Currently, FAANMG (Meta [formerly Facebook], Apple, Amazon, Netflix, Microsoft, and Alphabet [formerly Google]) indeed find themselves at an important crossroads, which is also reflected in the fact that the individual-company performances within the group continue to diverge. Overall, however, their problems seem largely self-inflicted. Higher capital expenditure at a time when revenue growth is slowing, combined with external factors challenging the business model, resulted in a reduced ability to generate free cash flow.
At this point, it is worth taking a step back and looking at the unprecedented rise of the FAANMG in the last decade. At the beginning of 2013, the group combined had a market capitalisation of slightly above USD 1 trillion and accounted for roughly 7% of the S&P 500 Index. Fast-forward to the end of last year and the group totalled an aggregate market capitalisation of slightly above USD 10 trillion, which means a tenfold increase.
Furthermore, the FAANMG at that time represented a 23% share of the S&P 500 Index. The peak in market share, at 25.5%, occurred in late summer 2020. To put it differently, while the FAANMG achieved an astonishing 450% cumulative return between the beginning of 2013 and 4 November 2022, the S&P 500 Index excluding the group was only up 125% over the same period. The exponential value creation of the FAANMG over the last decade, as well as the substantial dominance over the S&P 500 Index, even prompted some investors to treat them as a separate asset class.
If historical evidence is anything to go by, the winners of the past decade are unlikely to be the winners of the current decade. Admittedly, this judgement is highly simplified and does not apply unconditionally to the entire collective. What still unifies the FAANMG, however, is the urgent need to focus on spiralling costs in order to maintain their relevance as building blocks in portfolios.
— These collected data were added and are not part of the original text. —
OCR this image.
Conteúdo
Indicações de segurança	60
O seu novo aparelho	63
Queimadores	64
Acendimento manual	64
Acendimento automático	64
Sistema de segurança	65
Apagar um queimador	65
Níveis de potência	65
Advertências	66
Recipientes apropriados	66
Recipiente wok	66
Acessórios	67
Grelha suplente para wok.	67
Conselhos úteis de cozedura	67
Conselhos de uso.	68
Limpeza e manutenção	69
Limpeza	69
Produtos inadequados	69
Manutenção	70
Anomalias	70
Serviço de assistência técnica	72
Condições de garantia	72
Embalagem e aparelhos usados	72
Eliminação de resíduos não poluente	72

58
Unless the current profitability trend reverses significantly, the group is unlikely to regain market leadership, which would force investors to rethink their role in portfolios. In that sense, the face of FAANMG is changing. The business models of some of the members are under serious pressure and raise questions about their future viability as we enter the next phase of the information age.
Other FAANMG members are likely to succeed in transforming themselves from growth engines to mature quality businesses. Those that successfully manage this transition will continue to have their place in investors’ portfolios.
New equity leadership themes
In the last decade, breakthrough innovations have revolved around the digital world and the manipulation of digits therein, paving the way for the rise of highly competitive companies whose business models are centred around e-commerce, social media, online streaming, and cloud computing.
As we enter the next stage of the ‘information age’, the equity market leadership will shift as well. We believe that we are now transitioning from the manipulation of digits to the manipulation of atoms. What do we mean by this? Fundamentally, we like the idea that technology penetrates the real/physical world as opposed to only being present in the digital space.
The resulting manipulation of atoms provides for a broad spectrum of emerging investment themes, including the shrinkage of factories and the atrophy of supply chains, the spread of robotics and automation, alternative energy and transport platforms, disintermediation facilitated by the blockchain technology, disruptions in the life sciences space as technology and healthcare merge, as well as applications to improve energy and resource efficiency.
Granted, 2022 was a tough year for thematic equities. However, we believe that while growth prospects have been reassessed and repriced accordingly, the underlying long-term trends remain firmly in place. While there are few universal investment truths, long-term value creation seems fairly elusive when investment portfolios lack exposure to disruptive innovation.